My sister actually started calling him my ex some time back. SHe'd say "I saw your ex husband today." And it would piss me off cause we were still married. Fast forward, one day he texted me, trying to find out where I was and I said, "That's my ex" as I was checking my phone. And then I kind of had a wtf moment. LOL. I still usually refer to him as my or stbx but that day I definitely said it and it was...a breakthrough Hahaha.


----------



## Freak On a Leash (Feb 19, 2010)

mama said:


> just wondering if those that are sep. not completely divorced what do u call your ex?

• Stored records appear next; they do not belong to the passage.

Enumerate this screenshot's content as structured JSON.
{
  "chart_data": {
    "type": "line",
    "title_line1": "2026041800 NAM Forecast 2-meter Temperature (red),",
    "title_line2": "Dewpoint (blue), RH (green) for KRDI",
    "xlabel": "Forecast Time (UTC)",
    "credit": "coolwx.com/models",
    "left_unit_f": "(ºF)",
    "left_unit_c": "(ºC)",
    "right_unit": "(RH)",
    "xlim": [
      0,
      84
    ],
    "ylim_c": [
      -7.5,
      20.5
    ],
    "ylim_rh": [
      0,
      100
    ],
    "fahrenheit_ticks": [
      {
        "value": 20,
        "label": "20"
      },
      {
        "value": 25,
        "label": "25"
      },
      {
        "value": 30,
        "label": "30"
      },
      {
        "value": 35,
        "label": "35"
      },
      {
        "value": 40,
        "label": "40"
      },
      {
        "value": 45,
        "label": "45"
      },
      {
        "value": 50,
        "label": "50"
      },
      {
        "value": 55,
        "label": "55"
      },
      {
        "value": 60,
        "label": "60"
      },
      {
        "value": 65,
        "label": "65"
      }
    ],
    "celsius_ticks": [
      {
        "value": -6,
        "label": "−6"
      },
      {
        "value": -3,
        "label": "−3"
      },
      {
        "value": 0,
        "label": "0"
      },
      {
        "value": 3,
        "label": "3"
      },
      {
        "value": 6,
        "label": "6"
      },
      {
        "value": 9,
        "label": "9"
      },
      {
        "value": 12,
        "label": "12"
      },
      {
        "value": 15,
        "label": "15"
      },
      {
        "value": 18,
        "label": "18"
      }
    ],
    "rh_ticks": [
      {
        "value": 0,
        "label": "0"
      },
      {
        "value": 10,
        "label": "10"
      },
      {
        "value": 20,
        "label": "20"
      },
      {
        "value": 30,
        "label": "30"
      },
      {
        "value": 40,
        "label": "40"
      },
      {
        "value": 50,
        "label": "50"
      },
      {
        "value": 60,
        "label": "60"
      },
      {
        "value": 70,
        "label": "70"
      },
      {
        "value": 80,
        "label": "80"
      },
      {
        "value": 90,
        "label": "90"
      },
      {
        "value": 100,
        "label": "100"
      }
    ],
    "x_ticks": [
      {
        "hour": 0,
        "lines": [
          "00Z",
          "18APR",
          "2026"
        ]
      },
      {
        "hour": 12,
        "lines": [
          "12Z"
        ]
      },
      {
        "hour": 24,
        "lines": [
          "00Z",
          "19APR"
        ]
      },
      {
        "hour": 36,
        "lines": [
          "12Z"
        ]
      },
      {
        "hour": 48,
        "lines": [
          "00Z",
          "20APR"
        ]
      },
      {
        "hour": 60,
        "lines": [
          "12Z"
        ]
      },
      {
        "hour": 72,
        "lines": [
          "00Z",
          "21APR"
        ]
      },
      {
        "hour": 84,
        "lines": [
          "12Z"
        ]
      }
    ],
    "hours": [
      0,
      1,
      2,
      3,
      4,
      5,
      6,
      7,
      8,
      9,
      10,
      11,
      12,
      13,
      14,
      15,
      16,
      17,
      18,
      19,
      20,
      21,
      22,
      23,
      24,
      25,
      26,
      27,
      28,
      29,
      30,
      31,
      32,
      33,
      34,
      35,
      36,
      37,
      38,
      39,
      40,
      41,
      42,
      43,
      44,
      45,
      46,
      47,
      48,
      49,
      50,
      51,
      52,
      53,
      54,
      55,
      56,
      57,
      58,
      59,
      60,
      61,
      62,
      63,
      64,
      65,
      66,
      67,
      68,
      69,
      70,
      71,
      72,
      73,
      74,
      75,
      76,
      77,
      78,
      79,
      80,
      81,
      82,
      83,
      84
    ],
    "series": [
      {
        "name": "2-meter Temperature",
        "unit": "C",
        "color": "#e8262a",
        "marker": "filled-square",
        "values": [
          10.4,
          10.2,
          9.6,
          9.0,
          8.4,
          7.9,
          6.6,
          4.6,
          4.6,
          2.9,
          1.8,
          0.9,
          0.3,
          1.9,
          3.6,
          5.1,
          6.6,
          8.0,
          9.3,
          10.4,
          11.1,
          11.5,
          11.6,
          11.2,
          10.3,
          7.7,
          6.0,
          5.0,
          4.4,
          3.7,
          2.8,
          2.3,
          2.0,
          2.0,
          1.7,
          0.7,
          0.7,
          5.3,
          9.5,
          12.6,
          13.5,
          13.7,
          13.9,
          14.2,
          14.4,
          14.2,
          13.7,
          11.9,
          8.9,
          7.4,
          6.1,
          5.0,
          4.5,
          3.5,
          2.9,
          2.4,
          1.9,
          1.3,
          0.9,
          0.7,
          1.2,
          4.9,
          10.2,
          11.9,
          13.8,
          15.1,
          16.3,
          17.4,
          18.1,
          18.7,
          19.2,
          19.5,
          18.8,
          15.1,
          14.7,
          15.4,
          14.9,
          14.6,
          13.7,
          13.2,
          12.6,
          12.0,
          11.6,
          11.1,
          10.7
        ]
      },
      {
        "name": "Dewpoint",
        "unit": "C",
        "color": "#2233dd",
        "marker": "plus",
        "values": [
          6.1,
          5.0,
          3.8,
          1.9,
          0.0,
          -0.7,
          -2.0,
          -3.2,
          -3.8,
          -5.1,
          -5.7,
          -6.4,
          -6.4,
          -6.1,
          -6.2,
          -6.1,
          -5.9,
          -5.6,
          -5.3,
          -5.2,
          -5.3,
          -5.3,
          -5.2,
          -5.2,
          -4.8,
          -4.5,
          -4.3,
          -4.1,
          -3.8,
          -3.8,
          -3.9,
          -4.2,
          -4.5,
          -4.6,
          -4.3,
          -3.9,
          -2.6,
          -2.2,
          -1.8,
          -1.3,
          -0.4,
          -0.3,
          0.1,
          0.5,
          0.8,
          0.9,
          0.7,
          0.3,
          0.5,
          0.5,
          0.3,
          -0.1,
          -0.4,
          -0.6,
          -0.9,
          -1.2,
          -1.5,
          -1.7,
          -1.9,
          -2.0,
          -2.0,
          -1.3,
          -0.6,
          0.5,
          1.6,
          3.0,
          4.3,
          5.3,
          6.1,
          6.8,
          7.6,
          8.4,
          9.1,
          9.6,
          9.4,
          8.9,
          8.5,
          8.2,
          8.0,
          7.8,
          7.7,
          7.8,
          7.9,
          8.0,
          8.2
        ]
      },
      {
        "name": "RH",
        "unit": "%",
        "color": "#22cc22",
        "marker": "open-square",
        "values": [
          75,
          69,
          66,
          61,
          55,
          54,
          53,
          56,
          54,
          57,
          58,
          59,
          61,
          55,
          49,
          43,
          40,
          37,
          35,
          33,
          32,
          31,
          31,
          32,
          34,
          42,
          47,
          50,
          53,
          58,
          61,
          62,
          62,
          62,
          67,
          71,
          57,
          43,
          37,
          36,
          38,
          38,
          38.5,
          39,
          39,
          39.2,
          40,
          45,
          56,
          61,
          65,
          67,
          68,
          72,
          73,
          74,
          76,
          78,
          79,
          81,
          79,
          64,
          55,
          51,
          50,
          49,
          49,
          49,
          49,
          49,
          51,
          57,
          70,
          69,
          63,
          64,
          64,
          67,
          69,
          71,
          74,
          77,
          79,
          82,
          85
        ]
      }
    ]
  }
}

I could get banned for saying the things I call my ex! :rofl:

Something like @!#* and <&%$#!!

Yeah..that's it!

Seriously, I don't refer to him as my "ex" because technically we are still married. So yeah, he's still my husband. At least I think so. Someone ask him.


----------



## Crankshaw (Jan 12, 2011)

Freak On a Leash said:


> I could get banned for saying the things I call my ex! :rofl:
> 
> Something like @!#* and <&%$#!!
> 
> ...


do we have to be drunk first, coz if we do, I ain't doing it !


----------



## AmImad (Jan 28, 2011)

I still call him my H, I know he refers to me as his ex..


----------



## Freak On a Leash (Feb 19, 2010)

Crankshaw said:


> do we have to be drunk first, coz if we do, I ain't doing it !


No, you just have to sit on his porch and freeze your nuts off.


----------